The refractory light cycle oil feed boiled in the range of 229 to 346 ° C (445 - 655 ° F) and contained 89 ppm nitrogen and 1.7% Sulfur. Mseaene spectrometric analysis showed that the feed material was 63% Contained aromatics, of which 13.8 "by the general formula C, H2n-x 'where x = 8 means (tetralin, indan etc.) and 47.8% duroh the same formula, where x = 10 or 12 means <naphthalene, indene, etc.) could be reproduced. That described Circulation oil was turned into a much less heat-resistant one Converted cycle oil that contained 59.6% aromatics, 71% of which by the specified general formula in which x = 8, and 6.1% by this formula in which x = 10 or 12 means to reproduce was.

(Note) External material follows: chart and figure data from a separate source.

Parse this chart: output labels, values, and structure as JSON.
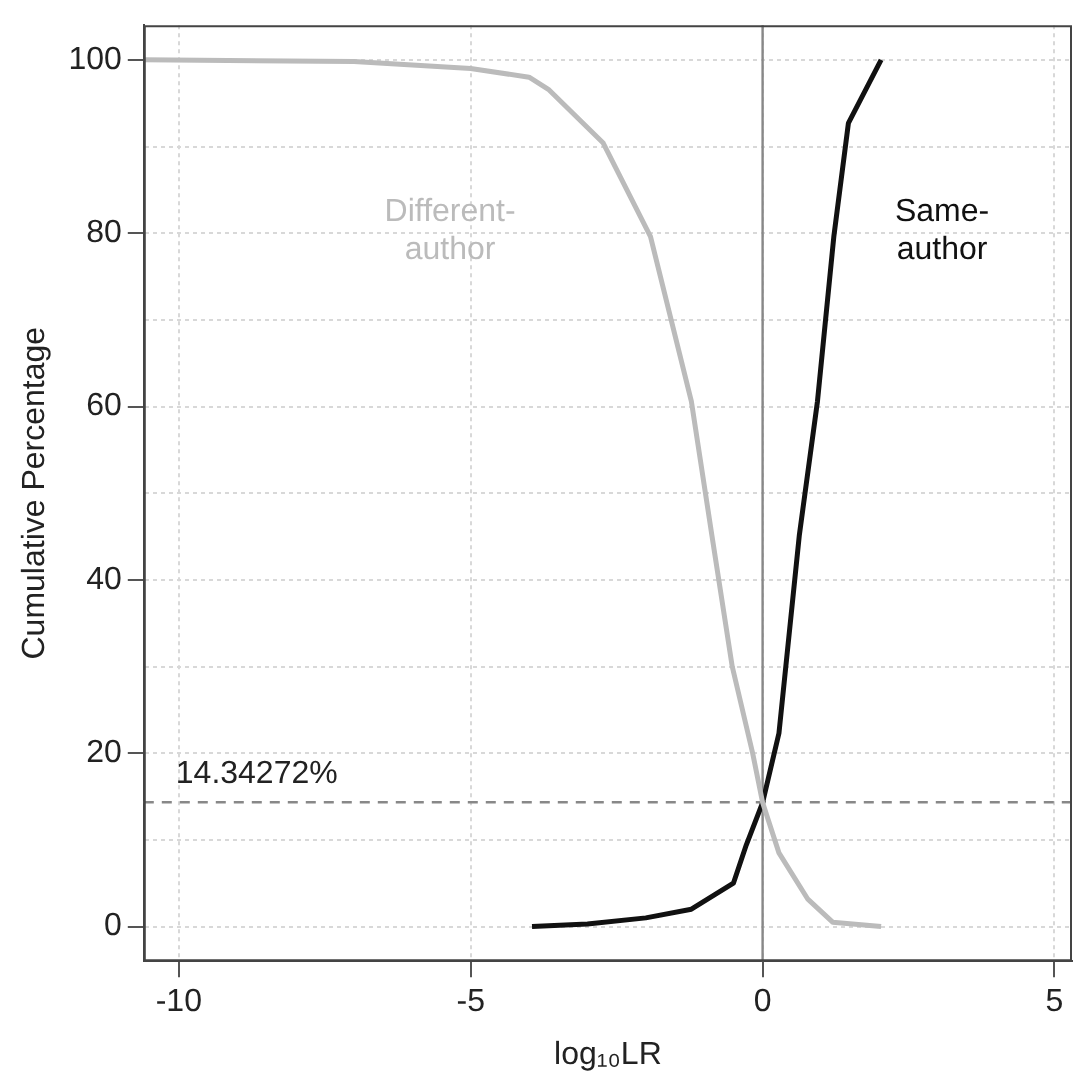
{
  "chart_data": {
    "type": "line",
    "xlabel": "log₁₀LR",
    "ylabel": "Cumulative Percentage",
    "xlim": [
      -10.6,
      5.3
    ],
    "ylim": [
      -4,
      104
    ],
    "xticks": [
      -10,
      -5,
      0,
      5
    ],
    "yticks": [
      0,
      {
        "value": 10,
        "label": null
      },
      20,
      {
        "value": 30,
        "label": null
      },
      40,
      {
        "value": 50,
        "label": null
      },
      60,
      {
        "value": 70,
        "label": null
      },
      80,
      {
        "value": 90,
        "label": null
      },
      100
    ],
    "grid": true,
    "legend": false,
    "marker": "none",
    "line_style": "solid",
    "series": [
      {
        "name": "Different-\nauthor",
        "color": "#bbbbbb",
        "x": [
          -10.6,
          -7,
          -5,
          -4,
          -3.67,
          -2.73,
          -1.92,
          -1.22,
          -0.87,
          -0.52,
          -0.17,
          0,
          0.28,
          0.77,
          1.2,
          2.03
        ],
        "values": [
          100,
          99.8,
          99,
          98,
          96.6,
          90.4,
          79.6,
          60.6,
          45.2,
          30,
          20,
          14.3,
          8.5,
          3.2,
          0.5,
          0
        ]
      },
      {
        "name": "Same-\nauthor",
        "color": "#111111",
        "x": [
          -3.95,
          -3,
          -2,
          -1.22,
          -0.5,
          -0.28,
          0,
          0.28,
          0.63,
          0.94,
          1.22,
          1.47,
          2.03
        ],
        "values": [
          0,
          0.3,
          1,
          2,
          5,
          9.4,
          14.3,
          22.3,
          45.2,
          60.6,
          79.6,
          92.7,
          100
        ]
      }
    ],
    "ref_lines": [
      {
        "axis": "x",
        "value": 0,
        "label": null,
        "color": "#888888",
        "line_style": "solid"
      },
      {
        "axis": "y",
        "value": 14.34272,
        "label": "14.34272%",
        "color": "#888888",
        "line_style": "dashed"
      }
    ]
  }
}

It should be noted that although the circulating oil has a slight change its total aromatic content (59.6% instead of 63%), it is subject to a significant and a significant increase in those desired aromatics, such as tetralin etc. (71% instead of 13.8%) for an improvement in the octane number of the cracked gasoline are responsible, and the content of heat-resistant aromatics, such as naphthalene, etc., has been reduced to a level of only 6.1.

Claims (4)

Claims Process for converting heat-resistant polynuclear aromatic Hydrocarbons in a light Ereialauföl, characterized in that one the cycle oil in the presence of hydrogen at a temperature of about 260 to 4540C and at a pressure of about 27 to 136 atil in contact with a catalyst brings a metal from Group VIB and a metal from Group VIII on em a / silica-alumina carrier at a level of from about 35 to about 65% silica, and those in the creep oil contained aromatic hydrocarbons with formation of aromatic hydrocarbons, in which the only unsaturated group is in a single benzene ring, selectively hydrogenated, with the total aromatic content of the light cycle oil the conversion remains essentially unchanged. 2. The method according to claim 1, characterized in that one ale Group VIB metal is tungsten and the Group VIII metal is nickel. 3. The method according to claim 2, characterized in that the Tungsten in an amount of from about 0.5 to about 20 percent by weight of the catalyst and the Nickel is used in an amount of from about 0.1 to about 10% by weight of the Kataly.ators. 4. The method according to claim 1 to 3, characterized in that one at a pressure of about 54 to 82 att and at a temperature of about 316 to about 371 ° C works.